When asked about the conditions tagged with US$ one billion LOC under which Indian companies will supply 85 percent of goods to Bangladesh, she said there was scope to discuss on the issue of conditions as “we want to help Bangladesh with an open heart and see the prosperity of the Bangladeshi people.” On allowing Nepal and Bhutan to do trade with the third country by using the land of India, she said Nepal and Bhutan were already using Indian territory to transport their goods within 200 meters of Bangladesh territory.

On transit issue, Bangladesh Foreign Secretary Mijarul Quayes said Bangladesh had not offered only bilateral transit, rather a regional transit so Bangladesh, India, Nepal and Bhutan were economically benefited. Asked about charging fees to India for using Bangladesh's territory, Foreign Secretary Mijarul Quayes said that work was going on and the matter of transit fee would be settled when both sides agreed.

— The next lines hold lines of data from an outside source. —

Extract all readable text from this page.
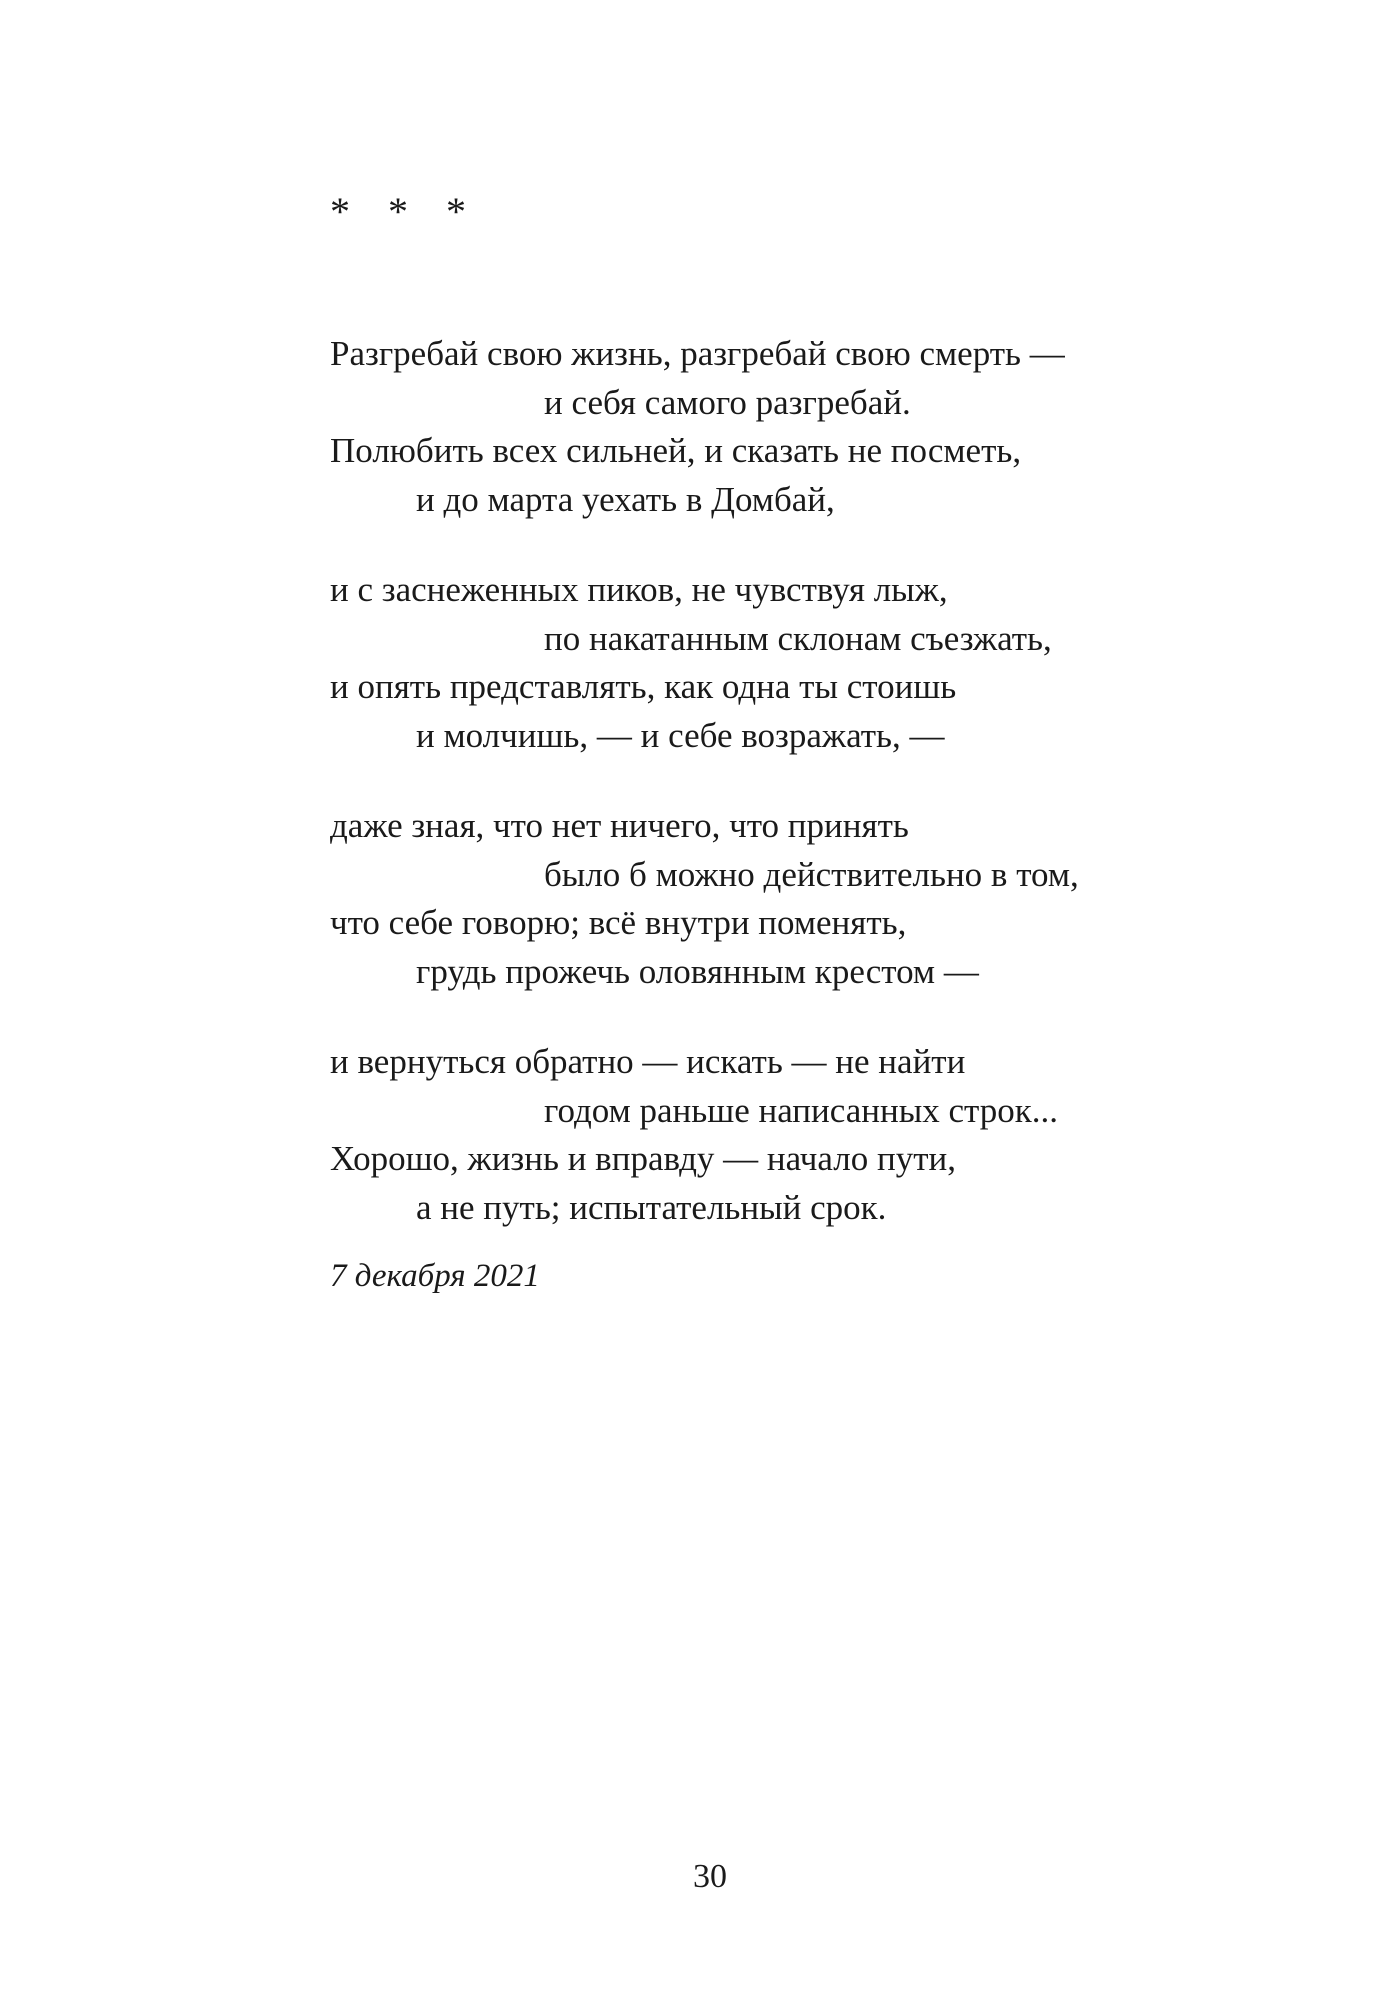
* * *
Разгребай свою жизнь, разгребай свою смерть —
и себя самого разгребай.
Полюбить всех сильней, и сказать не посметь,
и до марта уехать в Домбай,
и с заснеженных пиков, не чувствуя лыж,
по накатанным склонам съезжать,
и опять представлять, как одна ты стоишь
и молчишь, — и себе возражать, —
даже зная, что нет ничего, что принять
было б можно действительно в том,
что себе говорю; всё внутри поменять,
грудь прожечь оловянным крестом —
и вернуться обратно — искать — не найти
годом раньше написанных строк...
Хорошо, жизнь и вправду — начало пути,
а не путь; испытательный срок.
7 декабря 2021
30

In reality, Bangladesh has been benifitted very little since the signing of the "historic joint communiqué". Rather the murder of Bangladeshis at the hands of Indian border guards has remained unabated and trade imbalance is widening. Bangladesh has already implemented several important decisions made in the joint communiqué, such as allowing Indian Over Dimensional Cargos (ODCs) to move from West Bengal to Ashuganj through river route. As a gesture of goodwill and confidence building measure, Bangladesh provided this multi-modal transit free of cost. Dhaka also implemented the promises it made by taking a strong position against Indian insurgents and helped the arrest many of the ULFA leaders taking all the risks in recent time.

The people of Bangladesh look for a durable solution of all the long outstanding problems with India on a priority basis. It is time that the carrot replaces real gains.

Rezaul Karim is Diplomatic Correspondent of The Daily Star.